Squid has been in development for many years and is very complete, robust, and open source ( GPL). It supports many protocols, although it is primarily used for HTTP and FTP.
Some support is available for TLS, SSL, and HTTPS [1].
A client program (e.g. browser) either has to explicitly specify the proxy server it wants to use (typical for ISP customers), or it could be using a proxy without any extra configuration: "transparent caching,", in which case all outgoing HTTP requests are intercepted by Squid and all responses are cached. The latter is typically a corporate set-up (all clients are on the same LAN).
Squid has some features that can further help anonymize connections, such as disabling or changing specific header fields in a client's HTTP requests. See the documentation for header_access and header_replace for further details.
The above set-up - caching the contents of an unlimited number of webservers for a limited number of clients - is the classical one. Another set-up is 'reverse-proxy' or 'webserver acceleration' (using httpd_accel_host). In this set-up, the cache serves an unlimited number of clients for a limited number of - or just one - web servers.

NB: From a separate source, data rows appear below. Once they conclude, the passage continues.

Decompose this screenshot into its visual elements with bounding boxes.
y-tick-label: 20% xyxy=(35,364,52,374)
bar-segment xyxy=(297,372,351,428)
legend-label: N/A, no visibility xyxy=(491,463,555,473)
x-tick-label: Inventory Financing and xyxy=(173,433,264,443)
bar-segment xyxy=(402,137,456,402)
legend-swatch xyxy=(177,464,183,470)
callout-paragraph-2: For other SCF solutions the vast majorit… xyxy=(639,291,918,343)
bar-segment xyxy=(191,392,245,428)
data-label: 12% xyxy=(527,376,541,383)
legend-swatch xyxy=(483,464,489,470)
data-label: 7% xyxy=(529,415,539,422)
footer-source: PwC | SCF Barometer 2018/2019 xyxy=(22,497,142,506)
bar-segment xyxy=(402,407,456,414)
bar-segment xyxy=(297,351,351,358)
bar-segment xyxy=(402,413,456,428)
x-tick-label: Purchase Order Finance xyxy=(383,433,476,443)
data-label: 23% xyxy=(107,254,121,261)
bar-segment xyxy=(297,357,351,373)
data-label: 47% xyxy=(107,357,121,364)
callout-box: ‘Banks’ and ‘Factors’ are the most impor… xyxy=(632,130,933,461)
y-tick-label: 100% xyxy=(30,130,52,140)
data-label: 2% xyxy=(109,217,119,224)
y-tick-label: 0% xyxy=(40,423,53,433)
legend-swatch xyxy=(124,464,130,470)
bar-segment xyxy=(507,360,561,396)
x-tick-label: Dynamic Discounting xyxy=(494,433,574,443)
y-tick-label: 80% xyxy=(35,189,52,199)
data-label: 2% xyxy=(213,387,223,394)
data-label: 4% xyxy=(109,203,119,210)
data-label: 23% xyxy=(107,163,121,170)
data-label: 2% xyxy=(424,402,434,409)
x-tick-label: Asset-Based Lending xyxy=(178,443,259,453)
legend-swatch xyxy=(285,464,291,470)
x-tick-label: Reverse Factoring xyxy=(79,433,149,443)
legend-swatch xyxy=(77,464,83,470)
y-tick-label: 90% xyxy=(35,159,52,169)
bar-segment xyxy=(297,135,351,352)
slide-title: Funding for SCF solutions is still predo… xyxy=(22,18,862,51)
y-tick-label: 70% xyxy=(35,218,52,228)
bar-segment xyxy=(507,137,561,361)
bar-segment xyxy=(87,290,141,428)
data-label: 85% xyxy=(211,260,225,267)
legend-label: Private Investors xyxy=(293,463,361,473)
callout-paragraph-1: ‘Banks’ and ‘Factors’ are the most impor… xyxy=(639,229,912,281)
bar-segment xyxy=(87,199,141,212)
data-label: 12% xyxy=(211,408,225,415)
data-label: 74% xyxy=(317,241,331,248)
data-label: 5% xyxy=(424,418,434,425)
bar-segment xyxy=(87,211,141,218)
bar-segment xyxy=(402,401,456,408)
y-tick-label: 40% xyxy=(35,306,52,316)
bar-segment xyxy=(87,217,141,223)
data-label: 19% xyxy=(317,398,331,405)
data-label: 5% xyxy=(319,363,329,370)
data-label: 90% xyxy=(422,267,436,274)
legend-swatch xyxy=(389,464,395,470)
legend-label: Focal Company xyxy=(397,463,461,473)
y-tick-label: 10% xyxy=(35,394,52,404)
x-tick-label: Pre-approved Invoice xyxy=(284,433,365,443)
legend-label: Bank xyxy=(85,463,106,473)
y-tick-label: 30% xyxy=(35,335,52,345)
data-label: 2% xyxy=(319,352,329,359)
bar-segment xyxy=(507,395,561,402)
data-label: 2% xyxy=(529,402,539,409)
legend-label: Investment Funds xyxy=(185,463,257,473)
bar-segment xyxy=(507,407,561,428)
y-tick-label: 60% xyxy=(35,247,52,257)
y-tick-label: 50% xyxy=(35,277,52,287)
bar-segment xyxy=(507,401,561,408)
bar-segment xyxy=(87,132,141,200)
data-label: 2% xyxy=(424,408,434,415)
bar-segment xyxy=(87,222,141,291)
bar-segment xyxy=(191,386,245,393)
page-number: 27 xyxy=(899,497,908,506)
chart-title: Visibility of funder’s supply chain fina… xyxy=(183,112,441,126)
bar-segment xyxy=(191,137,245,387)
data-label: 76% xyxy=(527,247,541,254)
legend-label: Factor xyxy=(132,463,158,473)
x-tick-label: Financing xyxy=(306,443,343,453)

Suppose slow.example.com is a 'real' web server, and www.example.com is a Squid cache server that 'accelerates' it. The first time any page was requested from www.example.com, the cache server would get the actual page from slow.example.com, but for the next hour/day/year (matter of cache configuration) every next request would get this stored copy directly from the accelerator. Result: less traffic on the source server, which means less CPU usage, less memory usage and less bandwidth.
It is possible for a single Squid server to serve both as a normal and a reverse proxy simultaneously.